Novina Putri BestariCNBC Indonesia
Technology
Sunday 30/10/2022 3:00 p.m. WIB
Jakarta, CNBC Indonesia – There are many names of Indians who have become bosses of large global technology companies. Starting with Satya Nadella, CEO of Microsoft, Sundar Pihcai, CEO of Alphabet (parent company of Google), Arvind Krishna, CEO of IBM, to Shantanu Narayen, CEO of Adobe.
Former Tata Sons executive director R Gopalakrishnan said this phenomenon happened because Indian society was formed in the gladiator way.

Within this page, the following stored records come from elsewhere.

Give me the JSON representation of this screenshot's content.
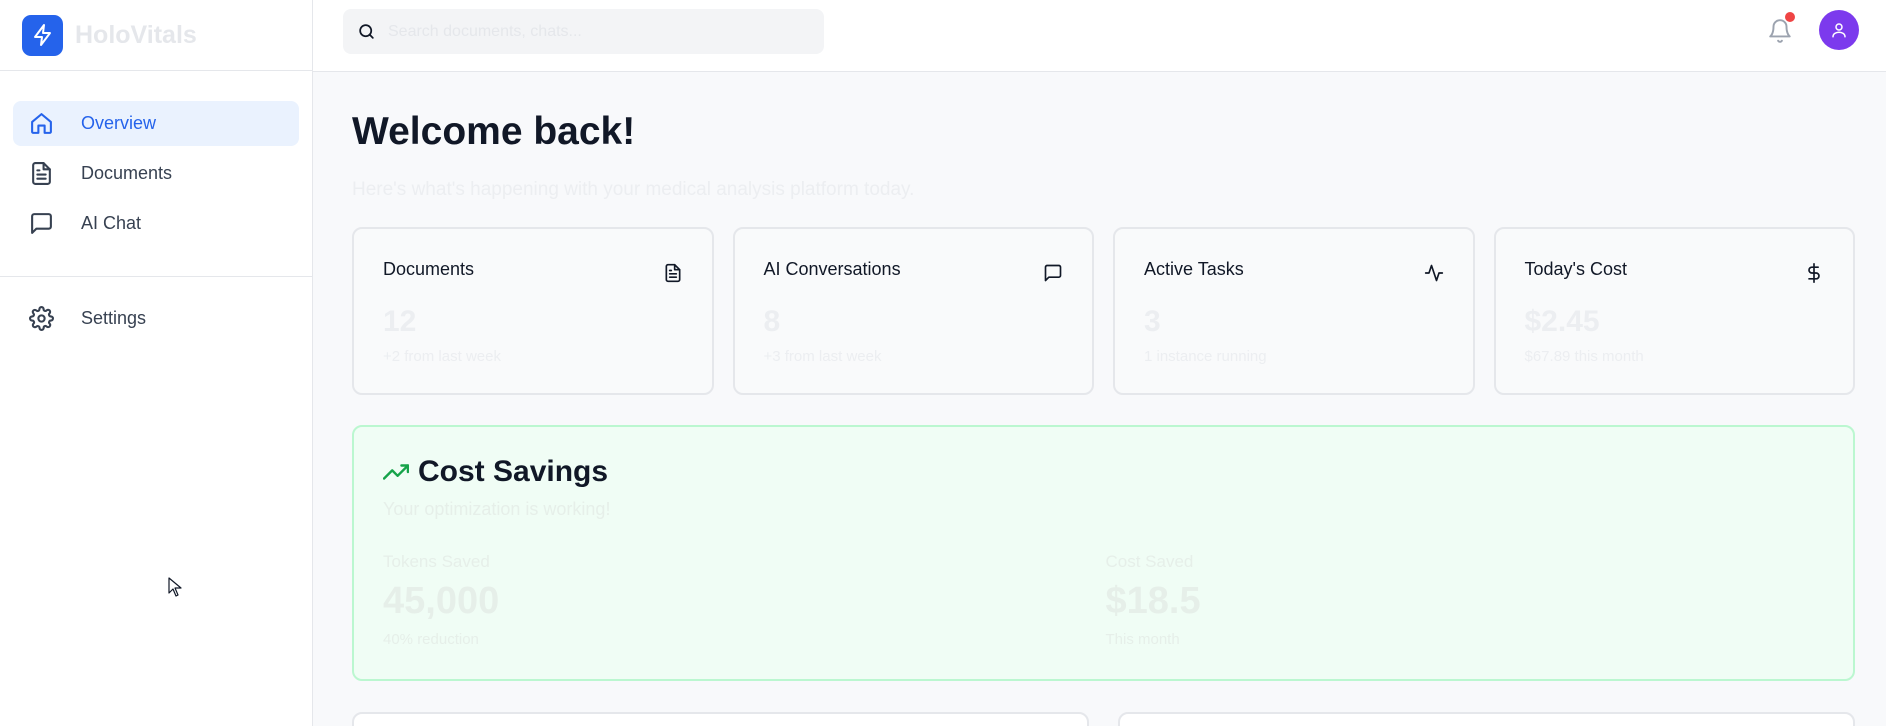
{
  "app": {
    "name": "HoloVitals"
  },
  "sidebar": {
    "items": [
      {
        "label": "Overview",
        "icon": "home-icon",
        "active": true
      },
      {
        "label": "Documents",
        "icon": "document-icon"
      },
      {
        "label": "AI Chat",
        "icon": "chat-icon"
      }
    ],
    "secondary": [
      {
        "label": "Settings",
        "icon": "gear-icon"
      }
    ]
  },
  "header": {
    "search_placeholder": "Search documents, chats...",
    "has_notifications": true
  },
  "main": {
    "title": "Welcome back!",
    "subtitle": "Here's what's happening with your medical analysis platform today.",
    "stats": [
      {
        "title": "Documents",
        "value": "12",
        "note": "+2 from last week",
        "icon": "document-icon"
      },
      {
        "title": "AI Conversations",
        "value": "8",
        "note": "+3 from last week",
        "icon": "chat-icon"
      },
      {
        "title": "Active Tasks",
        "value": "3",
        "note": "1 instance running",
        "icon": "activity-icon"
      },
      {
        "title": "Today's Cost",
        "value": "$2.45",
        "note": "$67.89 this month",
        "icon": "dollar-icon"
      }
    ],
    "savings": {
      "title": "Cost Savings",
      "subtitle": "Your optimization is working!",
      "metrics": [
        {
          "label": "Tokens Saved",
          "value": "45,000",
          "note": "40% reduction"
        },
        {
          "label": "Cost Saved",
          "value": "$18.5",
          "note": "This month"
        }
      ]
    }
  },
  "colors": {
    "accent": "#2563eb",
    "avatar": "#7c3aed",
    "success": "#16a34a",
    "alert": "#ef4444"
  }
}
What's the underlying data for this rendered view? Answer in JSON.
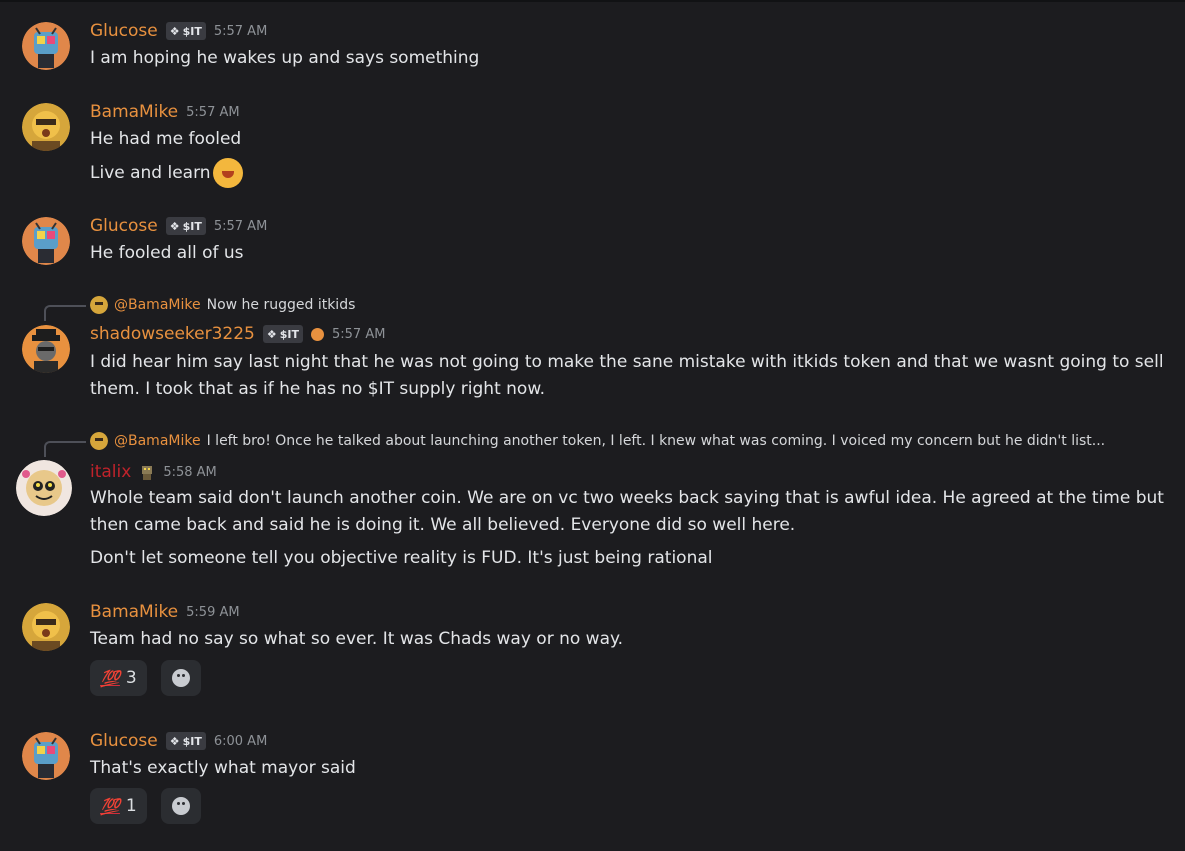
{
  "messages": [
    {
      "user": "Glucose",
      "tag": "$IT",
      "time": "5:57 AM",
      "lines": [
        "I am hoping he wakes up and says something"
      ]
    },
    {
      "user": "BamaMike",
      "time": "5:57 AM",
      "lines": [
        "He had me fooled",
        "Live and learn"
      ]
    },
    {
      "user": "Glucose",
      "tag": "$IT",
      "time": "5:57 AM",
      "lines": [
        "He fooled all of us"
      ]
    },
    {
      "reply": {
        "mention": "@BamaMike",
        "text": "Now he rugged itkids"
      },
      "user": "shadowseeker3225",
      "tag": "$IT",
      "time": "5:57 AM",
      "lines": [
        "I did hear him say last night that he was not going to make the sane mistake with itkids token and that we wasnt going to sell",
        "them. I took that as if he has no $IT supply right now."
      ]
    },
    {
      "reply": {
        "mention": "@BamaMike",
        "text": "I left bro! Once he talked about launching another token, I left. I knew what was coming. I voiced my concern but he didn't list..."
      },
      "user": "italix",
      "time": "5:58 AM",
      "lines": [
        "Whole team said don't launch another coin. We are on vc two weeks back saying that is awful idea. He agreed at the time but",
        "then came back and said he is doing it. We all believed. Everyone did so well here.",
        "Don't let someone tell you objective reality is FUD. It's just being rational"
      ]
    },
    {
      "user": "BamaMike",
      "time": "5:59 AM",
      "lines": [
        "Team had no say so what so ever. It was Chads way or no way."
      ],
      "reaction": {
        "emoji": "💯",
        "count": "3"
      }
    },
    {
      "user": "Glucose",
      "tag": "$IT",
      "time": "6:00 AM",
      "lines": [
        "That's exactly what mayor said"
      ],
      "reaction": {
        "emoji": "💯",
        "count": "1"
      }
    }
  ],
  "colors": {
    "background": "#1c1c1f",
    "username_orange": "#e8913f",
    "username_red": "#c0232b",
    "timestamp": "#8e9297"
  },
  "icons": [
    "avatar-glucose",
    "avatar-bamamike",
    "avatar-shadowseeker",
    "avatar-italix",
    "diamond-icon",
    "hundred-emoji",
    "add-reaction-icon",
    "smiling-emoji"
  ]
}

“From birth certificates to death certificates, from getting admission to school to getting a job, from inadequate infrastructure to insufficient capacity, growing up in India allows Indians to become natural managers,” explained this one, one of the managers of The Made in India, quoted in BBCSunday (10/30/2022).
Apart from this, competition and chaos would make Indian society problem solvers and adapters. Another fact is that they often prioritize professionalism over personal assistance in the overworked office culture of the United States.
“This is a characteristic of top leaders around the world,” Gopalakrishnan said.
Moreover, BBC reports that Indian-born CEOs in Silicon Valley make up a minority of the 4 million richest and most educated people in the United States. One million of them are scientists and engineers, more than 70% hold H-1B visas, i.e. foreign work permits issued by the United States to Indian software engineers, and 40% of all engineers in Seattle are from India.
According to the author of The Other One Percent: Indians in America, this was a radical change in American immigration policy in the 1960s. After the civil rights movement, the original national quotas were replaced in favor of skills and family reunification.
After that, many Indians with higher education under scientists, engineers, and doctors, and then a large number of software programmers, flocked to the United States.
The authors add that Indian immigrants are different from any other country. Not only do they have the upper caste privilege of being able to attend renowned universities, but a smaller portion can afford to get a master's degree in the United States.
“It’s the best outcome and they join a company where the best rise to the top,” said tech entrepreneur and academic Viviek Wadhwa.
“The network that was built [di Silicon Valley] also bring benefits, the idea is that they help each other.”